Thanks to modern medicine, Sheila Crew's piano still heard in her home. She's a cancer survivor.

At 78, she's always on the go, her fridge covered with memories of an active life.

A decade after her son died of cancer, she was diagnosed.

"I thought it was a mistake, and then when she helped me realize the seriousness of it, then I thought…do I really want any treatment?"

She traveled here, to the hospital where, for decades, she was a nurse--where her cancer doctor, Wendy Citron had a proposition.

The specifics of Sheila's breast cancer made her eligible for a study using accelerated treatments.

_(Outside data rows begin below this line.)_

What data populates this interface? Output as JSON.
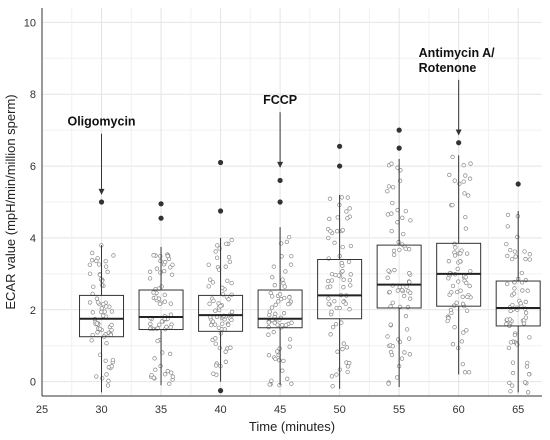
{
  "chart_data": {
    "type": "box",
    "title": "",
    "xlabel": "Time (minutes)",
    "ylabel": "ECAR value (mpH/min/million sperm)",
    "xlim": [
      25,
      67
    ],
    "ylim": [
      -0.4,
      10.4
    ],
    "x_ticks": [
      25,
      30,
      35,
      40,
      45,
      50,
      55,
      60,
      65
    ],
    "y_ticks": [
      0,
      2,
      4,
      6,
      8,
      10
    ],
    "grid": true,
    "categories": [
      30,
      35,
      40,
      45,
      50,
      55,
      60,
      65
    ],
    "boxes": [
      {
        "x": 30,
        "whisker_low": -0.3,
        "q1": 1.25,
        "median": 1.75,
        "q3": 2.4,
        "whisker_high": 3.8,
        "outliers": [
          5.0
        ]
      },
      {
        "x": 35,
        "whisker_low": -0.1,
        "q1": 1.45,
        "median": 1.8,
        "q3": 2.55,
        "whisker_high": 3.75,
        "outliers": [
          4.55,
          4.95
        ]
      },
      {
        "x": 40,
        "whisker_low": 0.0,
        "q1": 1.4,
        "median": 1.85,
        "q3": 2.4,
        "whisker_high": 4.0,
        "outliers": [
          -0.25,
          4.75,
          6.1
        ]
      },
      {
        "x": 45,
        "whisker_low": -0.1,
        "q1": 1.5,
        "median": 1.75,
        "q3": 2.55,
        "whisker_high": 4.3,
        "outliers": [
          5.0,
          5.6
        ]
      },
      {
        "x": 50,
        "whisker_low": -0.2,
        "q1": 1.75,
        "median": 2.4,
        "q3": 3.4,
        "whisker_high": 5.2,
        "outliers": [
          6.0,
          6.55
        ]
      },
      {
        "x": 55,
        "whisker_low": -0.15,
        "q1": 2.05,
        "median": 2.7,
        "q3": 3.8,
        "whisker_high": 6.2,
        "outliers": [
          6.5,
          7.0
        ]
      },
      {
        "x": 60,
        "whisker_low": 0.2,
        "q1": 2.1,
        "median": 3.0,
        "q3": 3.85,
        "whisker_high": 6.3,
        "outliers": [
          6.65
        ]
      },
      {
        "x": 65,
        "whisker_low": -0.3,
        "q1": 1.55,
        "median": 2.05,
        "q3": 2.8,
        "whisker_high": 4.75,
        "outliers": [
          5.5
        ]
      }
    ],
    "annotations": [
      {
        "text": [
          "Oligomycin"
        ],
        "x": 30,
        "arrow_from": 6.9,
        "arrow_to": 5.2
      },
      {
        "text": [
          "FCCP"
        ],
        "x": 45,
        "arrow_from": 7.5,
        "arrow_to": 5.95
      },
      {
        "text": [
          "Antimycin A/",
          "Rotenone"
        ],
        "x": 60,
        "arrow_from": 8.4,
        "arrow_to": 6.85
      }
    ]
  }
}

"The thing about the study that Mrs Crew participated in is that we really feel fortunate through our affiliation with the University of Maryland Grenebaum Cancer Center, we are able to offer these nationwide cutting edge studies right here where they grew up in Glen Burnie," said Dr. Wendy Citron.

The duration of her treatment was cut in half, from 6 to 3 weeks.

"As a nurse i was really happy to be in a study that ultimately could benefit a lot of people," said Crew.

Here the goal is to, "Hopefully make breast cancer treatment more efficient, more convenient, more cost effective," said Citron.

Sheila is a, grateful patient, musician, and retired nurse, as her accelerated treatment is working.

First results from that clinical trial won't be available until three years or so from now.